Did I even have the right to vent this much? As if I hadn't had any chance to find out the truth myself over the last nine years?
I simply let myself get swept up in the frantic, exhausting rut of building a life. I had allowed the memory of Moon Yoonsuh to slip into the background until the reunion day forced his name back into the light.
They hadn't built this cage alone. I had walked right into it and shut the door behind me.
"Sungmin-ah," Hosung spoke softly, his voice trembling as he took a step closer to the sofa, "I'm sorry for hiding this for so long and burying it when you asked again. I…I just didn't know how to dig it back up."
I didn't answer him right away. I stared down at my hands, which were resting heavily on my knees, into fists now unfolding. My shoulder slumped down, drained of the mixed emotions.
"Is there anything more that you kept secret from me?" I asked, looking at Hosung finally.
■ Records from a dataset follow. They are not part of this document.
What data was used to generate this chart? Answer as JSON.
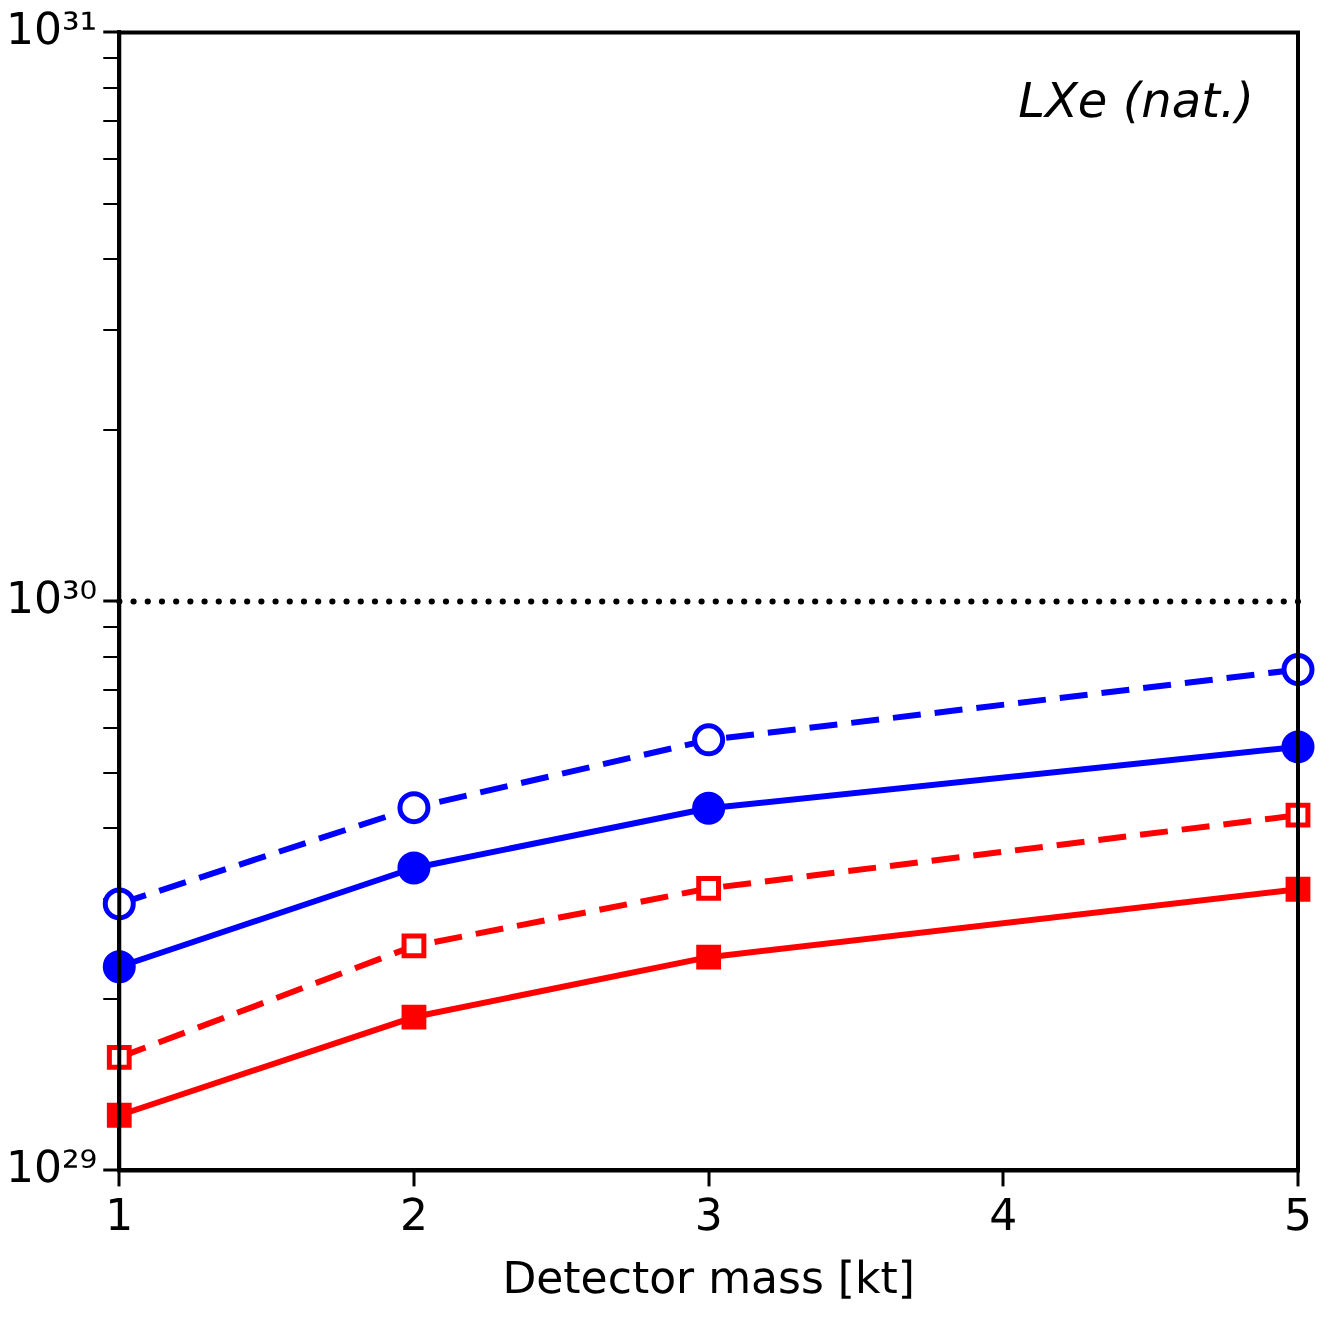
{
  "chart_data": {
    "type": "line",
    "xlabel": "Detector mass [kt]",
    "annotations": [
      "LXe (nat.)"
    ],
    "x": [
      1,
      2,
      3,
      5
    ],
    "series": [
      {
        "color": "#0000ff",
        "marker": "circle",
        "line_style": "dashed",
        "values": [
          2.94e+29,
          4.34e+29,
          5.71e+29,
          7.59e+29
        ]
      },
      {
        "color": "#0000ff",
        "marker": "circle",
        "line_style": "solid",
        "values": [
          2.28e+29,
          3.4e+29,
          4.33e+29,
          5.55e+29
        ]
      },
      {
        "color": "#ff0000",
        "marker": "square",
        "line_style": "dashed",
        "values": [
          1.58e+29,
          2.48e+29,
          3.13e+29,
          4.21e+29
        ]
      },
      {
        "color": "#ff0000",
        "marker": "square",
        "line_style": "solid",
        "values": [
          1.25e+29,
          1.86e+29,
          2.37e+29,
          3.12e+29
        ]
      }
    ],
    "log": "y",
    "xlim": [
      1,
      5
    ],
    "xticks": [
      1,
      2,
      3,
      4,
      5
    ],
    "ylim": [
      1e+29,
      1e+31
    ],
    "yticks": [
      {
        "value": 1e+29,
        "label": "10²⁹"
      },
      {
        "value": 2e+29,
        "label": null
      },
      {
        "value": 3e+29,
        "label": null
      },
      {
        "value": 4e+29,
        "label": null
      },
      {
        "value": 5e+29,
        "label": null
      },
      {
        "value": 6e+29,
        "label": null
      },
      {
        "value": 7e+29,
        "label": null
      },
      {
        "value": 8e+29,
        "label": null
      },
      {
        "value": 9e+29,
        "label": null
      },
      {
        "value": 1e+30,
        "label": "10³⁰"
      },
      {
        "value": 2e+30,
        "label": null
      },
      {
        "value": 3e+30,
        "label": null
      },
      {
        "value": 4e+30,
        "label": null
      },
      {
        "value": 5e+30,
        "label": null
      },
      {
        "value": 6e+30,
        "label": null
      },
      {
        "value": 7e+30,
        "label": null
      },
      {
        "value": 8e+30,
        "label": null
      },
      {
        "value": 9e+30,
        "label": null
      },
      {
        "value": 1e+31,
        "label": "10³¹"
      }
    ],
    "ref_lines": [
      {
        "axis": "y",
        "value": 1e+30,
        "color": "#000000",
        "line_style": "dotted"
      }
    ],
    "grid": false,
    "legend": false
  }
}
He stayed still, just like on the bridge when I asked about Moon Yoonsuh. The same expression of fighting himself over whether to say it or not, but unlike that day, I didn't want to distract from the topic again.
"Hosung?" I called to him, making his eye meet mine. "I am asking you again, is there anything more that you kept secret?"
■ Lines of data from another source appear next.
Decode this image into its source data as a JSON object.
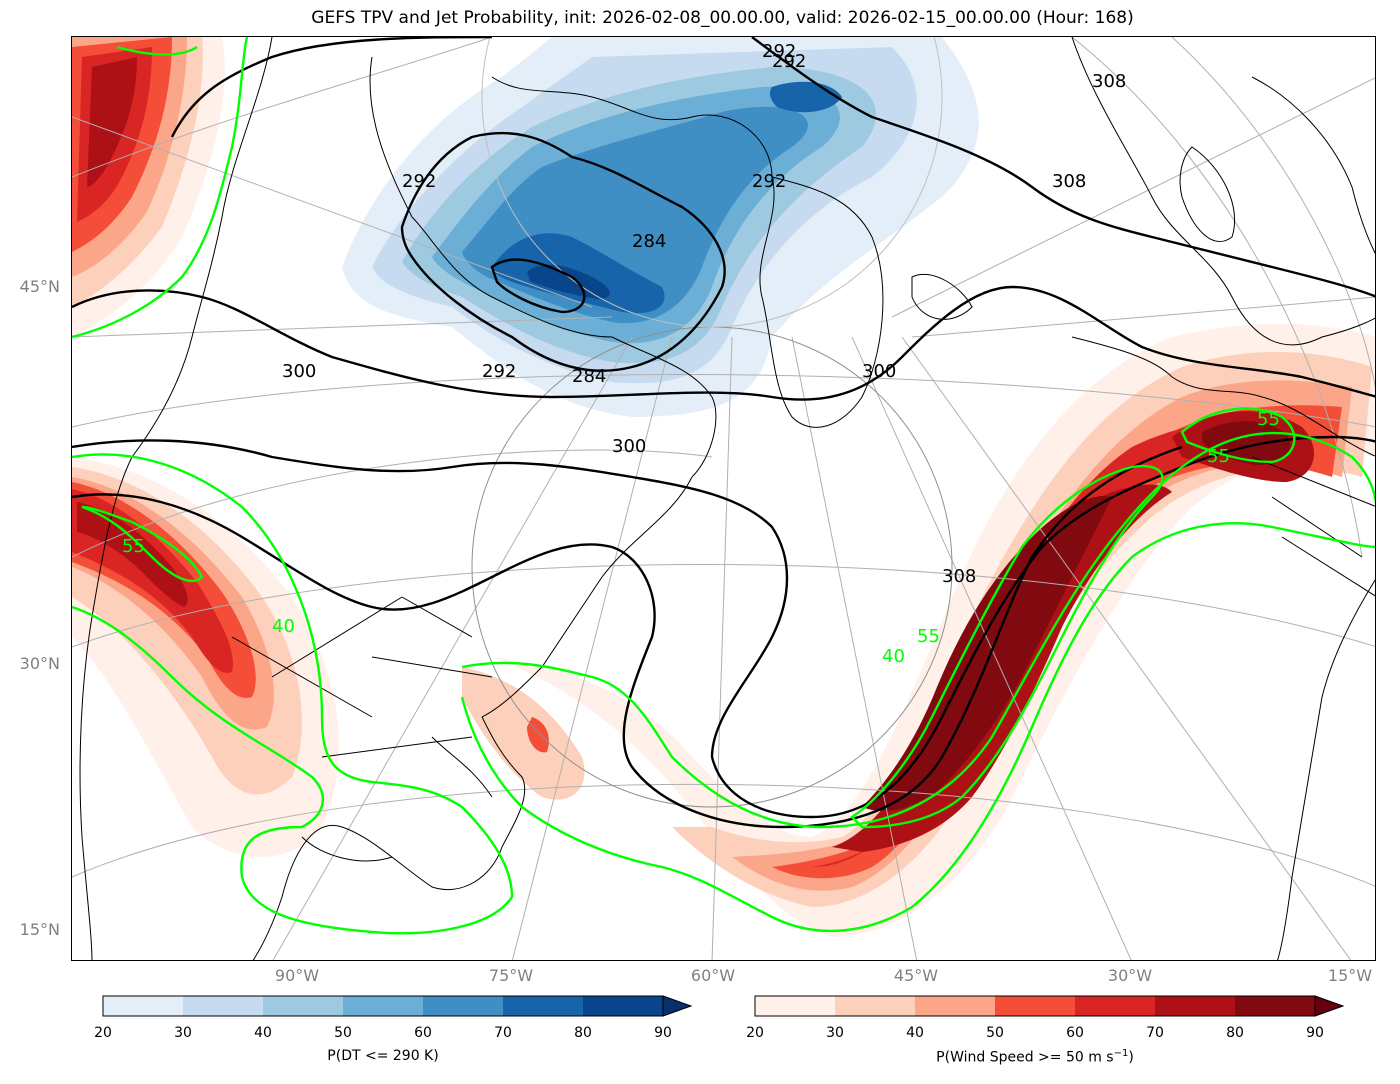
{
  "title": "GEFS TPV and Jet Probability, init: 2026-02-08_00.00.00, valid: 2026-02-15_00.00.00 (Hour: 168)",
  "lat_labels": [
    "45°N",
    "30°N",
    "15°N"
  ],
  "lon_labels": [
    "90°W",
    "75°W",
    "60°W",
    "45°W",
    "30°W",
    "15°W"
  ],
  "colorbars": {
    "tpv": {
      "label": "P(DT <= 290 K)",
      "ticks": [
        "20",
        "30",
        "40",
        "50",
        "60",
        "70",
        "80",
        "90"
      ],
      "colors": [
        "#e3eef9",
        "#c6dbef",
        "#9ecae1",
        "#6baed6",
        "#3f8fc5",
        "#1764ab",
        "#08458a"
      ],
      "extend": "max",
      "extend_color": "#08306b"
    },
    "jet": {
      "label_prefix": "P(Wind Speed >= 50 m s",
      "label_sup": "−1",
      "label_suffix": ")",
      "ticks": [
        "20",
        "30",
        "40",
        "50",
        "60",
        "70",
        "80",
        "90"
      ],
      "colors": [
        "#fff0e9",
        "#fdd0bc",
        "#fca689",
        "#f44d38",
        "#d92523",
        "#ad1116",
        "#800a10"
      ],
      "extend": "max",
      "extend_color": "#67000d"
    }
  },
  "contour_labels": {
    "theta": [
      "292",
      "292",
      "292",
      "284",
      "284",
      "292",
      "300",
      "300",
      "300",
      "308",
      "308",
      "308",
      "292"
    ],
    "wind": [
      "55",
      "40",
      "40",
      "55",
      "55",
      "55"
    ]
  },
  "colors": {
    "jet_contour": "#00ff00",
    "theta_contour": "#000000",
    "graticule": "#b0b0b0",
    "coast": "#000000"
  }
}
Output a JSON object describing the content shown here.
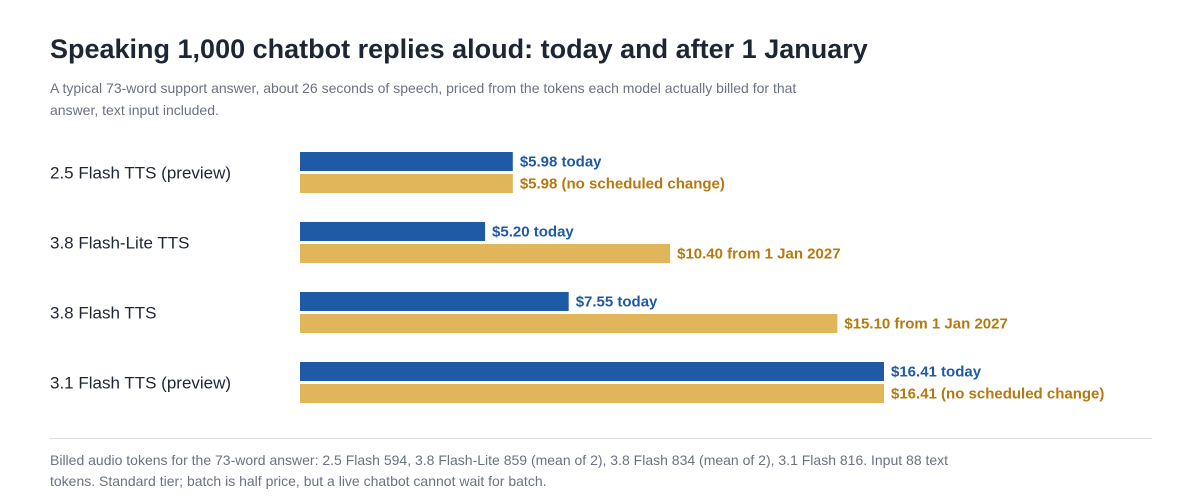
{
  "title": "Speaking 1,000 chatbot replies aloud: today and after 1 January",
  "subtitle": "A typical 73-word support answer, about 26 seconds of speech, priced from the tokens each model actually billed for that answer, text input included.",
  "footnote": "Billed audio tokens for the 73-word answer: 2.5 Flash 594, 3.8 Flash-Lite 859 (mean of 2), 3.8 Flash 834 (mean of 2), 3.1 Flash 816. Input 88 text tokens. Standard tier; batch is half price, but a live chatbot cannot wait for batch.",
  "chart_data": {
    "type": "bar",
    "orientation": "horizontal",
    "categories": [
      "2.5 Flash TTS (preview)",
      "3.8 Flash-Lite TTS",
      "3.8 Flash TTS",
      "3.1 Flash TTS (preview)"
    ],
    "series": [
      {
        "color": "#1f5aa6",
        "values": [
          5.98,
          5.2,
          7.55,
          16.41
        ],
        "labels": [
          "$5.98 today",
          "$5.20 today",
          "$7.55 today",
          "$16.41 today"
        ]
      },
      {
        "color": "#e1b55a",
        "label_color": "#b5790f",
        "values": [
          5.98,
          10.4,
          15.1,
          16.41
        ],
        "labels": [
          "$5.98 (no scheduled change)",
          "$10.40 from 1 Jan 2027",
          "$15.10 from 1 Jan 2027",
          "$16.41 (no scheduled change)"
        ]
      }
    ],
    "xlim": [
      0,
      16.41
    ],
    "grid": false,
    "legend": "none"
  }
}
"Yes," Ah-in said, making me turn my head to her.
She sniffled and wiped her tears before continuing, "There is something else you should know, not about Yoonsuh but about the person you saved."
I stared at her to complete her. She looked at me, her lips parted, but before she even spoke, Hosung spoke.
"It's Joohwan."
His name echoed in the quiet room, sounding completely new.
"What?" I breathed, the syllable barely leaving my lips. My brain stalled, refusing to process what I heard.
"It's Kwon Joohwan," Hosung repeated, his voice dropping into a ragged, broken whisper. "The person you pulled back from the edge of the bridge that day…the reckless stunt that almost killed you in the past, Sungmin-ahh…it was him. It was Joohwan."
The world seemed to tilt around me. The dull, squeezing ache in my temples flared into a sharp, blinding throb. I stared at Hosung, then slowly turned my head back to Ah-in, waiting for her to tell me to confirm that Hosung was telling the truth.
But she just sat there, fresh tears silently spilling over her lashes, nodding softly.